CQFD

Mensuel de critique et d’expérimentations sociales

  • « Partir du petit bout de la lutte »
    Entretien avec Julie, membre de ReAct-Paris

    par Alexane Brochard & Ferdinand Cazalis, illustré par Benoit Guillaume
    paru dans CQFD n°149 (décembre 2016)
    http://cqfd-journal.org/Partir-du-petit-bout-de-la-lutte

    Qu’est-ce que le ReAct ?
    C’est une petite association qui s’est créée à Grenoble en 2011 autour de quelques militants, avec l’idée que beaucoup d’injustices sociales et environnementales reposent sur le pouvoir excessif et croissant des multinationales. D’où l’envie d’un réseau transnational d’intervention, en développant des réseaux militants en vue d’actions directes coordonnées contre des multinationales ciblées. L’association s’est alors mise en route autour d’un projet en particulier : une rencontre en 2011 avec des paysans camerounais qui se sont fait voler leur terre par les entreprises de Bolloré, très implantées sur le continent africain. Ils étaient complètement démunis face à une entreprise basée en France, mais qui a ses plantations d’huile de palme au Cameroun. Le travail du ReAct a été alors de mettre en lien les riverains camerounais de Bolloré avec ceux du Libéria, de Sierra Leone, ou du Cambodge, victimes des mêmes exactions.
    En 2013-14, en même temps que des actions coordonnées dans plusieurs pays, des membres des diasporas camerounaises, ivoiriennes, cambodgiennes vivant en France se sont invités à la tour Bolloré, le jour de l’AG du groupe. Munis de bêches, de râteaux, de pioches, ils ont jardiné la pelouse en disant : « On n’a plus de terres disponibles dans notre pays, alors on vient planter le manioc sur votre pelouse, M. Bolloré. » Au même moment, ils étaient des centaines à occuper les terres et bloquer les usines au Cameroun, au Liberia, au Cambodge et en Côte d’Ivoire.

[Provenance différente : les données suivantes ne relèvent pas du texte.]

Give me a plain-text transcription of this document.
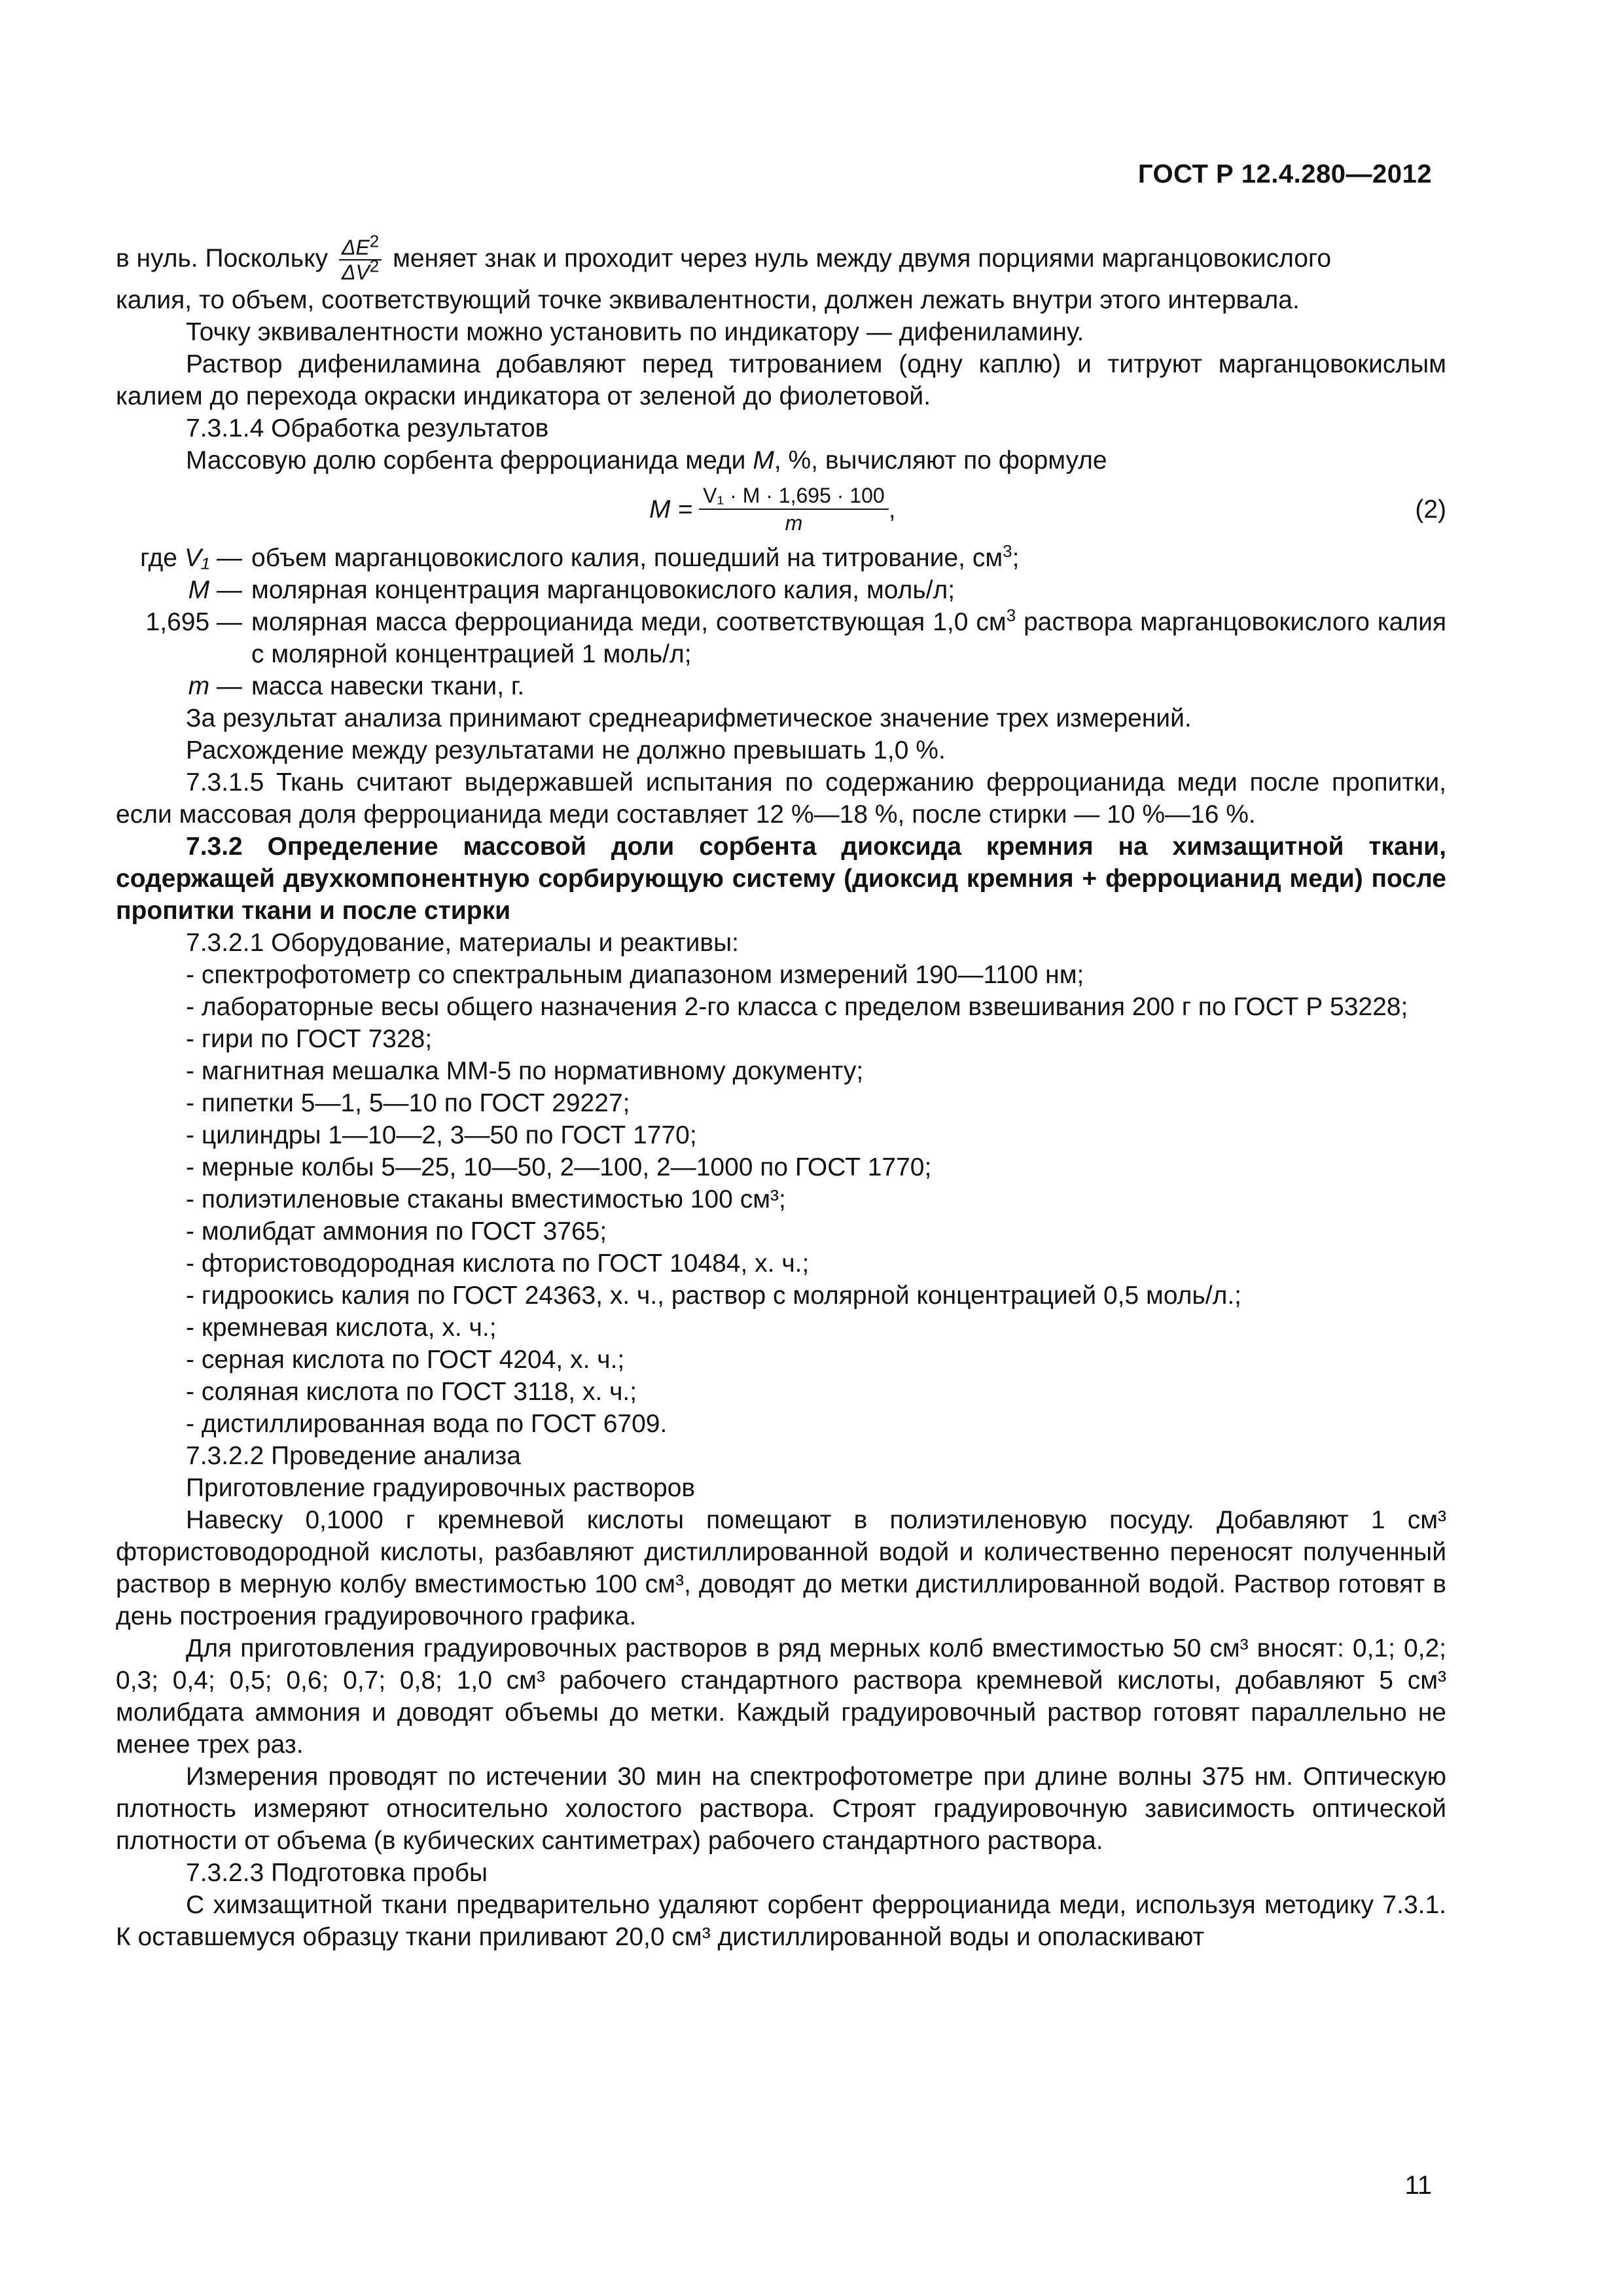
ГОСТ Р 12.4.280—2012

в нуль. Поскольку $\frac{\Delta E^2}{\Delta V^2}$ меняет знак и проходит через нуль между двумя порциями марганцовокислого

калия, то объем, соответствующий точке эквивалентности, должен лежать внутри этого интервала.

Точку эквивалентности можно установить по индикатору — дифениламину.

Раствор дифениламина добавляют перед титрованием (одну каплю) и титруют марганцовокислым калием до перехода окраски индикатора от зеленой до фиолетовой.

7.3.1.4 Обработка результатов

Массовую долю сорбента ферроцианида меди M, %, вычисляют по формуле

$M = \frac{\text{V₁ · M · 1,695 · 100}}{m}$ ,	(2)
где V₁ — объем марганцовокислого калия, пошедший на титрование, $см^3$;
M — молярная концентрация марганцовокислого калия, моль/л;
1,695 — молярная масса ферроцианида меди, соответствующая 1,0 $см^3$ раствора марганцовокислого калия с молярной концентрацией 1 моль/л;
m — масса навески ткани, г.

За результат анализа принимают среднеарифметическое значение трех измерений.

Расхождение между результатами не должно превышать 1,0 %.

7.3.1.5 Ткань считают выдержавшей испытания по содержанию ферроцианида меди после пропитки, если массовая доля ферроцианида меди составляет 12 %—18 %, после стирки — 10 %—16 %.

7.3.2 Определение массовой доли сорбента диоксида кремния на химзащитной ткани, содержащей двухкомпонентную сорбирующую систему (диоксид кремния + ферроцианид меди) после пропитки ткани и после стирки

7.3.2.1 Оборудование, материалы и реактивы:

- спектрофотометр со спектральным диапазоном измерений 190—1100 нм;

- лабораторные весы общего назначения 2-го класса с пределом взвешивания 200 г по ГОСТ Р 53228;

- гири по ГОСТ 7328;

- магнитная мешалка ММ-5 по нормативному документу;

- пипетки 5—1, 5—10 по ГОСТ 29227;

- цилиндры 1—10—2, 3—50 по ГОСТ 1770;

- мерные колбы 5—25, 10—50, 2—100, 2—1000 по ГОСТ 1770;

- полиэтиленовые стаканы вместимостью 100 см³;

- молибдат аммония по ГОСТ 3765;

- фтористоводородная кислота по ГОСТ 10484, х. ч.;

- гидроокись калия по ГОСТ 24363, х. ч., раствор с молярной концентрацией 0,5 моль/л.;

- кремневая кислота, х. ч.;

- серная кислота по ГОСТ 4204, х. ч.;

- соляная кислота по ГОСТ 3118, х. ч.;

- дистиллированная вода по ГОСТ 6709.

7.3.2.2 Проведение анализа

Приготовление градуировочных растворов

Навеску 0,1000 г кремневой кислоты помещают в полиэтиленовую посуду. Добавляют 1 см³ фтористоводородной кислоты, разбавляют дистиллированной водой и количественно переносят полученный раствор в мерную колбу вместимостью 100 см³, доводят до метки дистиллированной водой. Раствор готовят в день построения градуировочного графика.

Для приготовления градуировочных растворов в ряд мерных колб вместимостью 50 см³ вносят: 0,1; 0,2; 0,3; 0,4; 0,5; 0,6; 0,7; 0,8; 1,0 см³ рабочего стандартного раствора кремневой кислоты, добавляют 5 см³ молибдата аммония и доводят объемы до метки. Каждый градуировочный раствор готовят параллельно не менее трех раз.

Измерения проводят по истечении 30 мин на спектрофотометре при длине волны 375 нм. Оптическую плотность измеряют относительно холостого раствора. Строят градуировочную зависимость оптической плотности от объема (в кубических сантиметрах) рабочего стандартного раствора.

7.3.2.3 Подготовка пробы

С химзащитной ткани предварительно удаляют сорбент ферроцианида меди, используя методику 7.3.1. К оставшемуся образцу ткани приливают 20,0 см³ дистиллированной воды и ополаскивают

11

Vincent Bolloré a finalement accepté une négociation internationale avec des représentants de chaque pays en novembre 2014. Des engagements ont été pris, les avancées sur le terrain sont notables (rétrocession de parcelles, compensations pour les terres accaparées, arrêt des pollutions des eaux), mais la lutte est encore loin d’être gagnée et les actions se sont multipliées en 2015-16 pour pousser la multinationale à aller plus loin.
    Dans notre jargon, les militants du ReAct ne sont pas les « leaders » de la mobilisation, mais les « organisateurs ». La différence est importante. Les organisateurs ne portent pas la colère : ils sont plus distants de l’objet de la lutte, ont le temps de faire ce travail d’organisation, et sont parfois payés comme permanents. Les leaders, eux, subissent la domination. Ils vont partir de leur colère pour construire leurs revendications, avec toutes les personnes concernées et prêtes à s’engager.